RIYADH: Italian shipbuilder Fincantieri plans to enhance collaboration with Saudi Arabia through a newly established unit, the company said. 

Fincantieri Arabia will bolster the Kingdom’s Vision 2030 development agenda in the cruise, defense, and offshore sectors, the group disclosed in a press release, issued on the sidelines of an industrial conference in Riyadh. 

Fincantieri is the only shipbuilding group active in all high-tech marine industry sectors, the release added. 

The new unit aims to highlight the group’s wide-ranging capabilities in shipbuilding, maritime equipment and systems, and naval logistic support services, including training and simulation.  

It will also manage stakeholder relationships in the Kingdom and seek out local partners.  

Moreover, Fincantieri said it plans to share its technological expertise in shipbuilding across cruise, defense, and offshore sectors, thus opening up opportunities for Saudi nationals. 

The firm’s CEO Pierroberto Folgiero: “Our commitment to the Kingdom of Saudi Arabia is steadfast. Fincantieri stands out in the shipbuilding industry for its vertically integrated model and our leadership across naval, cruise, and oil and gas sectors. We are proud to offer these world-class capabilities built on decades of naval heritage and excellence to help the Kingdom achieve its Vision 2030 objectives.”  

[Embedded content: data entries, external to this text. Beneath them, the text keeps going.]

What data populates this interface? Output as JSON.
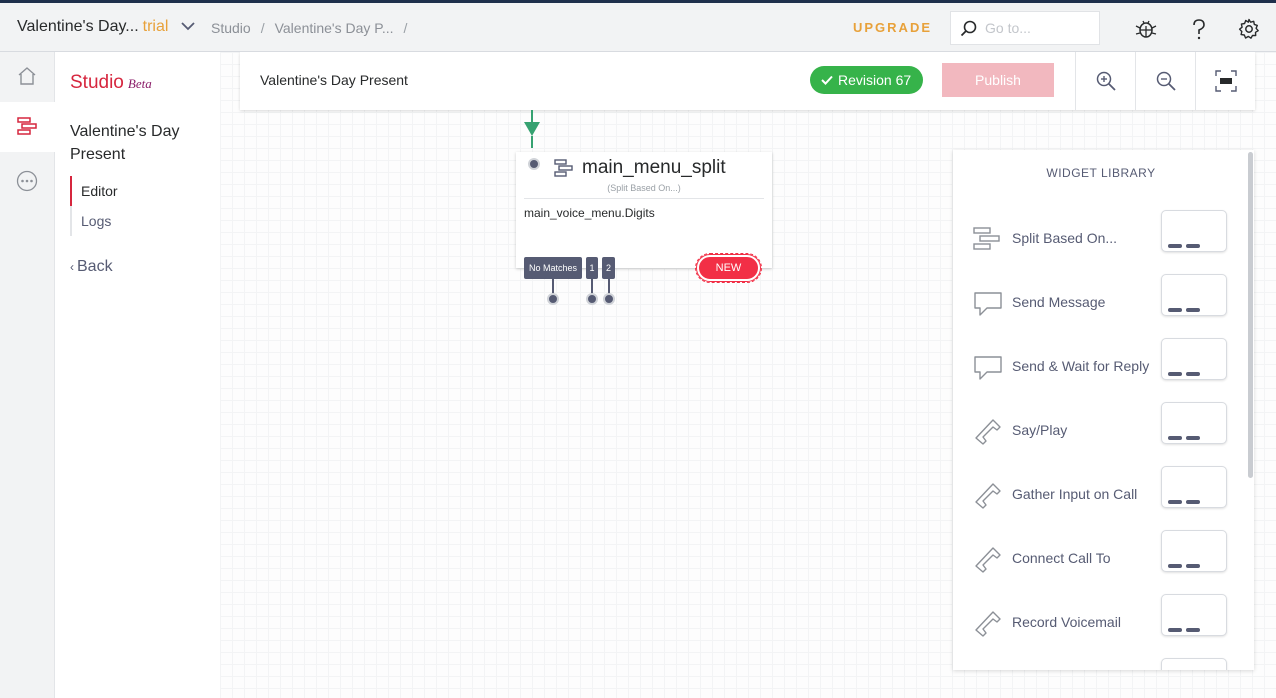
{
  "topbar": {
    "project_name": "Valentine's Day...",
    "project_badge": "trial",
    "breadcrumbs": [
      "Studio",
      "Valentine's Day P..."
    ],
    "breadcrumb_sep": "/",
    "upgrade_label": "UPGRADE",
    "search_placeholder": "Go to...",
    "icons": [
      "bug-icon",
      "help-icon",
      "settings-icon"
    ]
  },
  "leftnav": {
    "items": [
      "home-icon",
      "studio-flow-icon",
      "more-icon"
    ],
    "active_index": 1
  },
  "sidebar": {
    "product_name": "Studio",
    "product_tag": "Beta",
    "flow_name": "Valentine's Day Present",
    "nav": [
      {
        "label": "Editor",
        "active": true
      },
      {
        "label": "Logs",
        "active": false
      }
    ],
    "back_label": "Back"
  },
  "canvas_header": {
    "title": "Valentine's Day Present",
    "revision_label": "Revision 67",
    "publish_label": "Publish",
    "tools": [
      "zoom-in-icon",
      "zoom-out-icon",
      "fit-to-screen-icon"
    ]
  },
  "node": {
    "name": "main_menu_split",
    "type": "(Split Based On...)",
    "expression": "main_voice_menu.Digits",
    "transitions": [
      "No Matches",
      "1",
      "2"
    ],
    "new_label": "NEW"
  },
  "library": {
    "title": "WIDGET LIBRARY",
    "items": [
      {
        "label": "Split Based On...",
        "icon": "split-icon"
      },
      {
        "label": "Send Message",
        "icon": "message-icon"
      },
      {
        "label": "Send & Wait for Reply",
        "icon": "message-icon"
      },
      {
        "label": "Say/Play",
        "icon": "phone-icon"
      },
      {
        "label": "Gather Input on Call",
        "icon": "phone-icon"
      },
      {
        "label": "Connect Call To",
        "icon": "phone-icon"
      },
      {
        "label": "Record Voicemail",
        "icon": "phone-icon"
      }
    ]
  },
  "colors": {
    "brand_red": "#f22f46",
    "studio_red": "#d6263e",
    "upgrade_orange": "#e8a13a",
    "revision_green": "#36b34a",
    "navy": "#1f304c"
  }
}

He added: “Given the maritime industry’s pivotal role under Vision 2030, we eagerly anticipate establishing strategic partnerships. Through these collaborations, we aim to enhance local technological capabilities, create opportunities for Saudi talent, and foster knowledge exchange.” 

The state-controlled Fincantieri has expanded its presence in the Middle East in recent years. In March 2023, Folgiero stated that the group would venture into the Saudi market and was strategically positioned for growth in the region. 

The Italian group is also aiming to enhance its focus on defense, a sector that presently contributes to around a quarter of its revenues. 

On May 20, Fincantieri concluded a shipbuilding joint venture, named Maestral, with Abu Dhabi-based EDGE Group. The two entities announced the signing of a €400 million ($433 million) contract with the UAE’s Coast Guard Forces for the supply of 10 advanced 51-meter offshore patrol vessels. 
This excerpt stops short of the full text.